The planned pollution controls on Xcel Energy’s coal-fired Pawnee Generating Station could reach more than $300 million, according to testimony at a Colorado Public Utilities Commission hearing today.
Xcel has estimated that the cost of the controls — which are part of a comprehensive plan to cut air emissions on the Front Range — at $238.6 million.
Under questioning from Michelle King, an attorney representing business customers and independent power producers, Robin Kittel, an Xcel executive, clarified that that figure was an estimate.
The price could vary up or down by 20 percent and in addition there was another variation of about 9 percent for contingencies.

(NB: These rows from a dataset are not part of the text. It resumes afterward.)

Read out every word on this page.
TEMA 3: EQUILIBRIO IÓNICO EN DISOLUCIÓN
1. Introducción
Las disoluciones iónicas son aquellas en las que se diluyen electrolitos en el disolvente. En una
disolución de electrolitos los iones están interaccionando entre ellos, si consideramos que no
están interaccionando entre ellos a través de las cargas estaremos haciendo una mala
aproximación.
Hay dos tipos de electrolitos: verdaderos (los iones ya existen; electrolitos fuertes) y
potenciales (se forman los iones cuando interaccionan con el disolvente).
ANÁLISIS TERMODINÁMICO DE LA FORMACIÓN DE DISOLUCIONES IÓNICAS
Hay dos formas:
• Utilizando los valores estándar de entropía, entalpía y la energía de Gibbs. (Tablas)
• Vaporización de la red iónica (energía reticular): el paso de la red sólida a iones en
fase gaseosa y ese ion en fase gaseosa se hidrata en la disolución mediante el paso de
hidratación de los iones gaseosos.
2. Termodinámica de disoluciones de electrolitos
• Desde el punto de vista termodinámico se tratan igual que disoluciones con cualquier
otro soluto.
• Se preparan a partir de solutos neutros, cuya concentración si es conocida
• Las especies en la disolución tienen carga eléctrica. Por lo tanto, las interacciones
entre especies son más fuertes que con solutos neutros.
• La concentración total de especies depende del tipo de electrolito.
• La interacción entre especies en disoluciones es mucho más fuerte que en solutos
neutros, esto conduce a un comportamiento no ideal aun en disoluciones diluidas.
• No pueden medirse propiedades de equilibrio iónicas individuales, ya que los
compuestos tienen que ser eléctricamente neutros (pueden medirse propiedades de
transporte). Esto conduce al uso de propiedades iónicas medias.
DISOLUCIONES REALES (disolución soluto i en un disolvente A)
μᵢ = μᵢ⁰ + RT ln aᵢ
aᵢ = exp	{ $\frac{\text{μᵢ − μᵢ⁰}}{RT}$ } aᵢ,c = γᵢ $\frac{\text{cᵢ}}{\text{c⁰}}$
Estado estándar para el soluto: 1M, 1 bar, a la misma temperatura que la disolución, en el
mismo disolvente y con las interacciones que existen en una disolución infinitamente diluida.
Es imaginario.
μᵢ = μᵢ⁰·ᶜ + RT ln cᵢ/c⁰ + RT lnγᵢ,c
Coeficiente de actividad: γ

The compressed time frame of meeting requirements of the state’s Clean Air Clean Jobs Act — which requires closing some coal-fired plants and cutting emissions are others — has made getting firm figures a challenge, Kittel said.

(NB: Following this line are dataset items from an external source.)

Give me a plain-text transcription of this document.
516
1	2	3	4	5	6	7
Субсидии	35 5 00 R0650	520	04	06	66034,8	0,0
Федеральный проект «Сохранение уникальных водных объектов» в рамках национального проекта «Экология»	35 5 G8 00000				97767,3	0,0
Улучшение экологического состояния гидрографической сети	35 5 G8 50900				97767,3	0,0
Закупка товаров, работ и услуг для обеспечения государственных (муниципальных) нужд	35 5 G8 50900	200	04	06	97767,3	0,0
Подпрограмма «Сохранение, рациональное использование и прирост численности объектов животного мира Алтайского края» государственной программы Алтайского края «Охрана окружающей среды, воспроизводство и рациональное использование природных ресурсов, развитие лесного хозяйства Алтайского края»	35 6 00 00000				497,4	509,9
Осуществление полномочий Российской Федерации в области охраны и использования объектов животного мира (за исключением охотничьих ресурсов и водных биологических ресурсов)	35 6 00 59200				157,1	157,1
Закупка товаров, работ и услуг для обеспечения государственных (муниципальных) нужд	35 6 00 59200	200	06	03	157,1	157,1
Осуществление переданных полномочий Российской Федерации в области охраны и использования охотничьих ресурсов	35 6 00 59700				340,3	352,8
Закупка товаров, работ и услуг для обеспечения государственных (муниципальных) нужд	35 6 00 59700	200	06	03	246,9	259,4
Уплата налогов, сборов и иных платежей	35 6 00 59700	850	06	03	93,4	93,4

The act was passed in December 2010 and the controls must be on the Pawnee plant by 2014.
“We haven’t bought equipment,” Kittel said. “We haven’t signed a contract.”
Xcel is closing six coal-fired units under the act, but is seeking to add pollution controls at Pawnee, which went into service in 1981.

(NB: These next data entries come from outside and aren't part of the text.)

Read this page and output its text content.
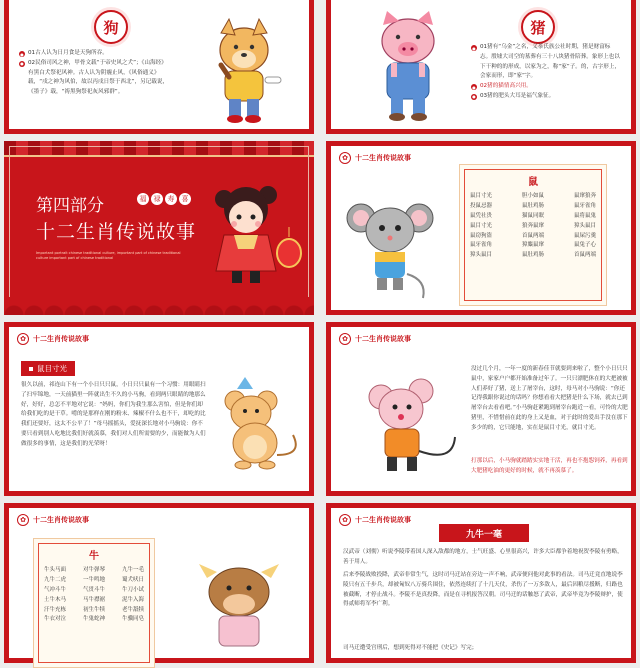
狗
● 01古人认为日月食是天狗所吞。
● 02民俗司风之神，甲骨文载“于帝史风之犬”；《山海经》有黑白犬祭祀风神。古人认为阴霾止风，《风俗通义》载，“戌之神为风伯，故以丙戌日祭于西北”，另记载说，《墨子》载，“祷黑狗祭祀灰风邪群”。
猪
● 01猪有“乌金”之名，义茶氏族公社时期，猪是财富标志。殷墟大司空的墓葬有三十八块猪骨陪葬。象形上也以下干种的的形成，以家为之，称“家”子。的，古字形上，会家而形，即“家”字。
● 02猪的猫情高兴用。
● 03猪的肥头大耳是福气象征。
第四部分	福	禄	寿	喜
十二生肖传说故事
Important portrait chinese traditional culture, important part of chinese traditional culture important part of chinese traditional
✿	十二生肖传说故事
鼠
鼠目寸光	胆小如鼠	鼠窜狼奔
投鼠忌器	鼠肚鸡肠	鼠牙雀角
鼠凭社贵	猫鼠同眠	鼠将鼠鬼
鼠目寸光	狼奔鼠窜	獐头鼠目
鼠窃狗盗	首鼠两端	鼠屎污羹
鼠牙雀角	獐麋鼠窜	鼠兔子心
獐头鼠目	鼠肚鸡肠	首鼠两端
✿	十二生肖传说故事
鼠目寸光
很久以前，祁连山下有一个小日只只鼠，小日只只鼠有一个习惯：用眼睛扫了扫牢锦地，一天前猫里一阵就出生不久的小马驹，看到两只眼睛的地那么好，好好，总怎不平地对它说：“妈妈，你们为我生那么害怕，但是你们却给我们吃的是干草。啃的是那样在刚的粉末、辣椒不什么也不干，却吃的比我们还要好，这太不公平了！”母马摇摇头，爱抚深长地对小马驹说：你不要只看到别人吃地比我们好就羡慕，我们对人们所需要的少，而能做为人们做很多的事情，这是我们的光荣呀！
✿	十二生肖传说故事
没过几个月，一年一度的新春佳节就要到来啦了，整个小日只只鼠中，家家户户都开始准备过年了。一只只漂肥休在的大把被被人们养好了猪，送上了屠宰台，这时，母马对小马驹说：“你还记得我跟你说过的话吗？你想看看大把猪是什么下场，就去已到屠宰台去看看吧。”小马驹赶紧跑到屠宰台跑近一看，可怜的大肥猪里，不惜惜前在此的身上又是血，对于此时的爱出手没在那下多少的的，它只能地，实在是鼠目寸光，就目寸光。
打那以后，小马驹就踏踏实实地干活，再也不抱怨饲养，再看到大肥猪吃油的更好的时候，就不再羡慕了。
✿	十二生肖传说故事
牛
牛头马面	对牛弹琴	九牛一毛
九牛二虎	一牛鸣地	蜀犬吠日
气冲斗牛	气贯斗牛	牛刀小试
土牛木马	马牛襟裾	泥牛入海
汗牛充栋	初生牛犊	老牛舐犊
牛衣对泣	牛鬼蛇神	牛骥同皂
✿	十二生肖传说故事
九牛一毫
汉武帝（刘彻）听说李陵带着国人深入敌都的地方，士气旺盛、心里很高兴，许多大臣都争着地祝贺李陵有勇略，善于用人。
后来李陵战败投降，武帝非常生气，这时司马迁站在旁边一声不响，武帝便问他对此事的看法。司马迁竟直地说李陵只有五千步兵，却被匈奴八万骑兵围住，依然连续打了十几天仗，杀伤了一万多敌人，最后因粮尽援断，归路也被截断，才停止战斗。李陵不是真投降，而是在寻机报答汉朝。司马迁的话触怒了武帝，武帝毕竟为李陵辩护，使得贰师将军李广利。
司马迁遭受宫刑后，想到死得对不能把《史记》写完；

“For a coal plant it is in mid-life,” said Mark Stutz, an Xcel spokesman.
Under the act Xcel will be eligible for accelerated cost recovery for its investments.
The decision not to close Pawnee and extend its life to the middle of the century has drawn protests from some environmental groups.
“At a time when old coal plants are closing across the country, this is the wrong move,” said Diana Best, of Greenpeace. “We ought to be moving away from coal as quickly as possible.”
The Sierra Club and Boulder-based Western Resource Advocates, however, are both supporting the move.
“This is part of a complex plant to cut pollution,” said John Nielsen, Western Resource energy-program director Advocates.
The reason for the PUC review is to make sure the costs are appropriate, said Travis Ritchie, an attorney for the Sierra Club. “We just want to make sure the numbers are right,” he said.